German Finance Minister Christian Lindner urged the European Central Bank to raise rates to strengthen the currency.
The euro is close to reaching parity with the dollar for the first time in 20 years as the Federal Reserve lifts rates while the European Central Bank does not.
Lindner told reporters on Friday that inflation risks in Europe emerge from the development of the euro's external value. Europe desperately needs future economic development that is threatened by inflation.
A weaker currency makes imports more expensive and adds to inflationary pressures.

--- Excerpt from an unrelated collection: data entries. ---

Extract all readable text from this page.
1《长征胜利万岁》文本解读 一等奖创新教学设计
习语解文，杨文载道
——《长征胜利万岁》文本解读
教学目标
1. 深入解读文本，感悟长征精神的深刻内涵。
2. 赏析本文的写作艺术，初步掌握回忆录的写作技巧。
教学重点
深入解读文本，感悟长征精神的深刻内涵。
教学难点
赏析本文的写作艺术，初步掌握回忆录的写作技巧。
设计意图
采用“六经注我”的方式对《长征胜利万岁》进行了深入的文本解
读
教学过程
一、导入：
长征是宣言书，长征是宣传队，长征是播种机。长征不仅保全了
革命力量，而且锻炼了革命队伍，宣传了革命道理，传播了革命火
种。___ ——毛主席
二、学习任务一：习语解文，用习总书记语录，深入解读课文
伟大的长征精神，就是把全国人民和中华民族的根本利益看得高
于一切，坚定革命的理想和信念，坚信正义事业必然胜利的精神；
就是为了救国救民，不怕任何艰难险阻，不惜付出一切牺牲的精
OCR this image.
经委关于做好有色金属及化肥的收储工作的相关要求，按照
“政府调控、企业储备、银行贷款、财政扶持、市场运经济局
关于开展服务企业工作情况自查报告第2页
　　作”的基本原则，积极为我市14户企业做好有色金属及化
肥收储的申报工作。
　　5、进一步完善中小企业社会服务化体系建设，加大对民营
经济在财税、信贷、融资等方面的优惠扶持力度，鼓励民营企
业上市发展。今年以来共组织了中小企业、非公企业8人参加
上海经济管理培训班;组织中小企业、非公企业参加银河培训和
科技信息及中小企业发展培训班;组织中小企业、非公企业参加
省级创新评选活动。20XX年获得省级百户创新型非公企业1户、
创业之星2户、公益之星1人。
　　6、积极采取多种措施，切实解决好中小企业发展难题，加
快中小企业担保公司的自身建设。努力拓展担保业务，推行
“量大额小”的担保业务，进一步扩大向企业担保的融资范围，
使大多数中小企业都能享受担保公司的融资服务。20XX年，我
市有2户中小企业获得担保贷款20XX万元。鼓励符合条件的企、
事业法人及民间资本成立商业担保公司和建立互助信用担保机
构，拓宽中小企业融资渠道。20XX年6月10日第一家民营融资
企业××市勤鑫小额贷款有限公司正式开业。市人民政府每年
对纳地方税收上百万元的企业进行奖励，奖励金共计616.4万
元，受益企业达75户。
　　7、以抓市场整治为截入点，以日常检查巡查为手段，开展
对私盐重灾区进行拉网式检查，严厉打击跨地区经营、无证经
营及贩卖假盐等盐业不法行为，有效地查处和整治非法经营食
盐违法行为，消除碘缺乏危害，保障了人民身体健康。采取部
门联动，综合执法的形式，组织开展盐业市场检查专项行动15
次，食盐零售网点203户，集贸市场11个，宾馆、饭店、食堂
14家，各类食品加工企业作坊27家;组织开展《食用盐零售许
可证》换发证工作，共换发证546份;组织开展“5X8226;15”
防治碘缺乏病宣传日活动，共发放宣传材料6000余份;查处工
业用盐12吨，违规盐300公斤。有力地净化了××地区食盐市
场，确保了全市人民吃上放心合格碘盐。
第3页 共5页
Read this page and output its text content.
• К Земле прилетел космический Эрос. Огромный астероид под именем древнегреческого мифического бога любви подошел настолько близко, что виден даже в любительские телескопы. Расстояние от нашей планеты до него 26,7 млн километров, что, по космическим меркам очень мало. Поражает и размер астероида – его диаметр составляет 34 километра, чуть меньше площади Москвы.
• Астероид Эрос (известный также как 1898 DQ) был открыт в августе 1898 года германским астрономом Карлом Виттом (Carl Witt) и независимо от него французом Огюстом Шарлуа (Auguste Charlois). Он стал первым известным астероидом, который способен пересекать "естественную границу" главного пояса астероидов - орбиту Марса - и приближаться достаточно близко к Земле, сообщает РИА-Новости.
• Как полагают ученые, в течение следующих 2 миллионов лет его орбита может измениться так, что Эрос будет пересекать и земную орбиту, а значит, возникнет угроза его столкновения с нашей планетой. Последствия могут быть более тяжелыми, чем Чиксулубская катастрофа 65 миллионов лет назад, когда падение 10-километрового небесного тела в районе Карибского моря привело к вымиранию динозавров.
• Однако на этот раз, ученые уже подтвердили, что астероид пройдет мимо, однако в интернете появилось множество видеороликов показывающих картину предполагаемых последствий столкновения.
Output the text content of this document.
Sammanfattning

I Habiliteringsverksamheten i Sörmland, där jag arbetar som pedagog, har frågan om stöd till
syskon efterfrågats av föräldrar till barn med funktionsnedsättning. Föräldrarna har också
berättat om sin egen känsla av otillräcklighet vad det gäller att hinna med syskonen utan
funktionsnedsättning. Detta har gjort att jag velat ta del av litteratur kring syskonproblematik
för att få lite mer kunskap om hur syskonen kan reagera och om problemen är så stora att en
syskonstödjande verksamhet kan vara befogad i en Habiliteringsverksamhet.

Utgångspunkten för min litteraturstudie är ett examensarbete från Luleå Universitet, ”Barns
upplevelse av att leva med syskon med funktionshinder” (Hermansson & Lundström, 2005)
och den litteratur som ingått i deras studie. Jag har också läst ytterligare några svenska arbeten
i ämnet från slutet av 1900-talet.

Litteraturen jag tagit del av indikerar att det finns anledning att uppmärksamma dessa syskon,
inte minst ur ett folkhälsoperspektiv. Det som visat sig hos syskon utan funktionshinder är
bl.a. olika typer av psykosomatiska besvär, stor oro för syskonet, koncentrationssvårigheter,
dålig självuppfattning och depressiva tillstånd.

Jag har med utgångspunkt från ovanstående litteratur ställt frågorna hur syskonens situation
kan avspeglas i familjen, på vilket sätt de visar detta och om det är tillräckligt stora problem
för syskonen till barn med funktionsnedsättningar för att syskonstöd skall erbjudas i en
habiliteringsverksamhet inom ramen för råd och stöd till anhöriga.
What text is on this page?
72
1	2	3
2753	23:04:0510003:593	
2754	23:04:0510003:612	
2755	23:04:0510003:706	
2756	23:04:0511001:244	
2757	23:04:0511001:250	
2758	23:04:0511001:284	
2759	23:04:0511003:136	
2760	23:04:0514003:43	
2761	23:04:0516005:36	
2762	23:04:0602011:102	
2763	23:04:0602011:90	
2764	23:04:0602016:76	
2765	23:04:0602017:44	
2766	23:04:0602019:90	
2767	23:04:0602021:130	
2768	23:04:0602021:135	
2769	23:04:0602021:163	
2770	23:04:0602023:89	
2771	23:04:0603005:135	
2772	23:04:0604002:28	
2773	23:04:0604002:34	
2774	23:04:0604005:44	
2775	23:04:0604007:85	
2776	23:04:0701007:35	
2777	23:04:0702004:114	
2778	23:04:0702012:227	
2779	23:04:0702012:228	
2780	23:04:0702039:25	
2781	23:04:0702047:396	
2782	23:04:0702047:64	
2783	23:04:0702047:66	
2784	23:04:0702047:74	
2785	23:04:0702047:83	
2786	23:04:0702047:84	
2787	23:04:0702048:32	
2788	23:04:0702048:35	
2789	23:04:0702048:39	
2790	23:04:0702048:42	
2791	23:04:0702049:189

Key interest rates have been kept negative by the European Central Bank. The governor of Germany's central bank suggested that the European Central Bank could raise rates by as much as half a percentage point in July.
Lindner threw his full support behind the move, and said that more steps will follow.
In the early years, the euro traded below the dollar. The euro reached a peak of roughly $1.58 in March 2008.
Easy-money policies from the Federal Reserve helped keep the euro above the dollar. The Fed hiked rates by 0.75 basis points, and expectations for an aggressive cycle of continued increases have sent US bond yields surging.
The dollar has risen against the euro as well as the other top currencies. Russia's war on Ukraine as well as broader market turmoil have sent investors flocking to the safe haven of the dollar. Expectations for aggressive rate hikes by the European Central Bank are being hampered by a weakened eurozone economy.